With him there came his cousin, a snake, An earthly being whom many did mistake For a god! Crooked, gaunt, and thin
was he - Strange, grotesque, out of the ordinary. Deaf as the twig which he did resemble, A never-blinking eye
which made all tremble Who looked on him; a ghastly hood he wore From head to neck. And dreadful as death's door Was
it to spy this ominous hood! To peer on him was to turn cold your blood. Poison and every other evil thing Did
one deem him; of snakes he was the king. When any spoke to him his savage hiss Would rattle one to complete cowardice.
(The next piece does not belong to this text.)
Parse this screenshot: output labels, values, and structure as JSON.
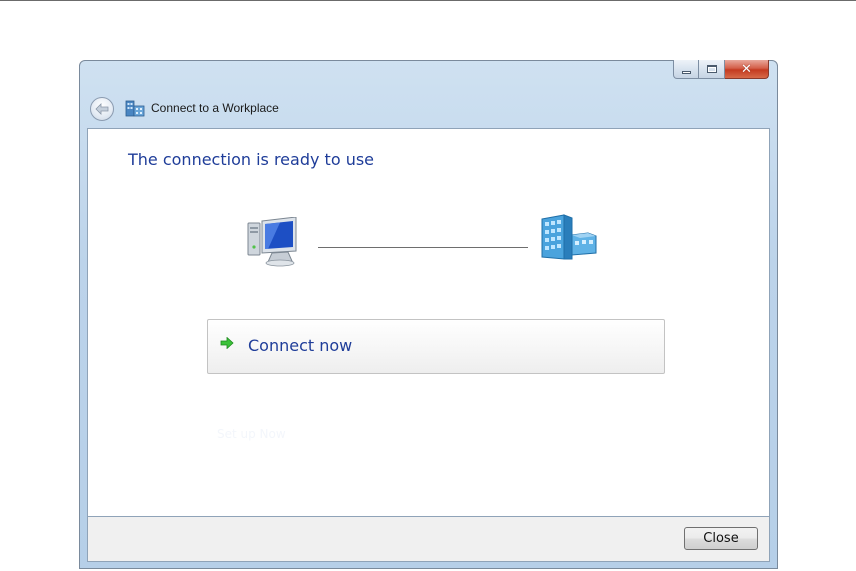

It pleased him to hold cotton in his mouth For he had lived in desert and in drought. His manners when he came
around to eat Were abhorrent. For he would SEIZE his meat All of a piece! Every thing he swallowed whole, And
he could wrap his mouth around a foal. So many in our clique were proud and tall. Pity, he seemed to have no legs
at all. And yet the snake was worshipped, I have said - Lord of the Universe, Supreme Godhead!
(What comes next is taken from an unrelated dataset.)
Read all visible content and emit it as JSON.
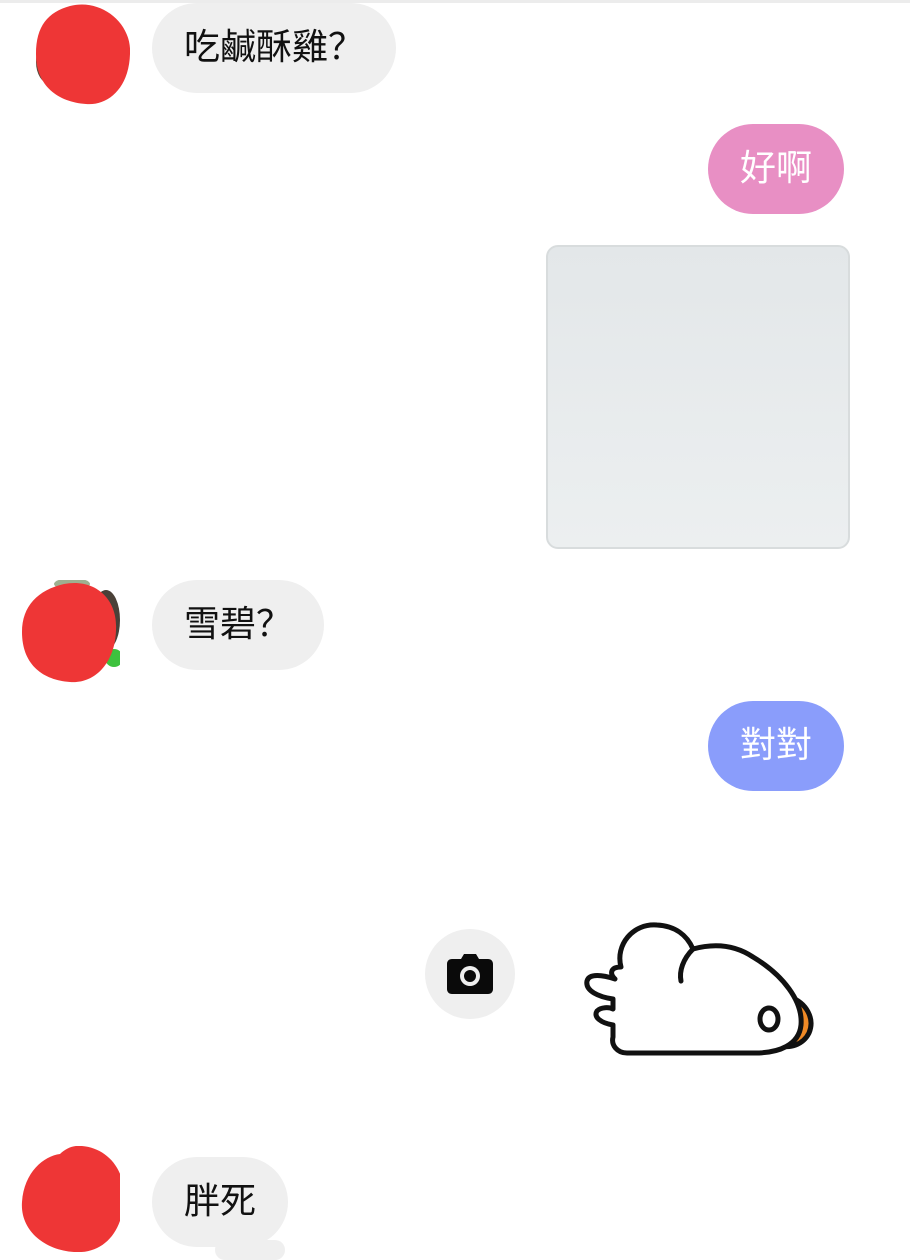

'Twas Hindeeoo, a land in which a snake A thousand-headed cobra - did betake Itself to an ocean all made of milk.
(I never heard a yarn quite of this ilk.) The serpent now floats on this creamy sea Without movement through all
eternity! Immobile on this serpent's back, a god Lies hushed for all time. But if this seems odd, I can inform
you of temple and shrine In which a few hundred snakes - all divine - Around altars and towers entwine And there
on finest of foods do they dine Left by worshippers of things serpentine. But, dear reader, I do fear I malign Religious
beasts and do harm to my verse: (This excess of rhyme is the cricket's curse!) To conclude and in fairness I should
tell How our good serpent did suit himself well: From his old mode of dress he would veer Four or even seven
times a year. He spoke straight and narrow, not with forked tongue. But I fear I leave his virtues unsung.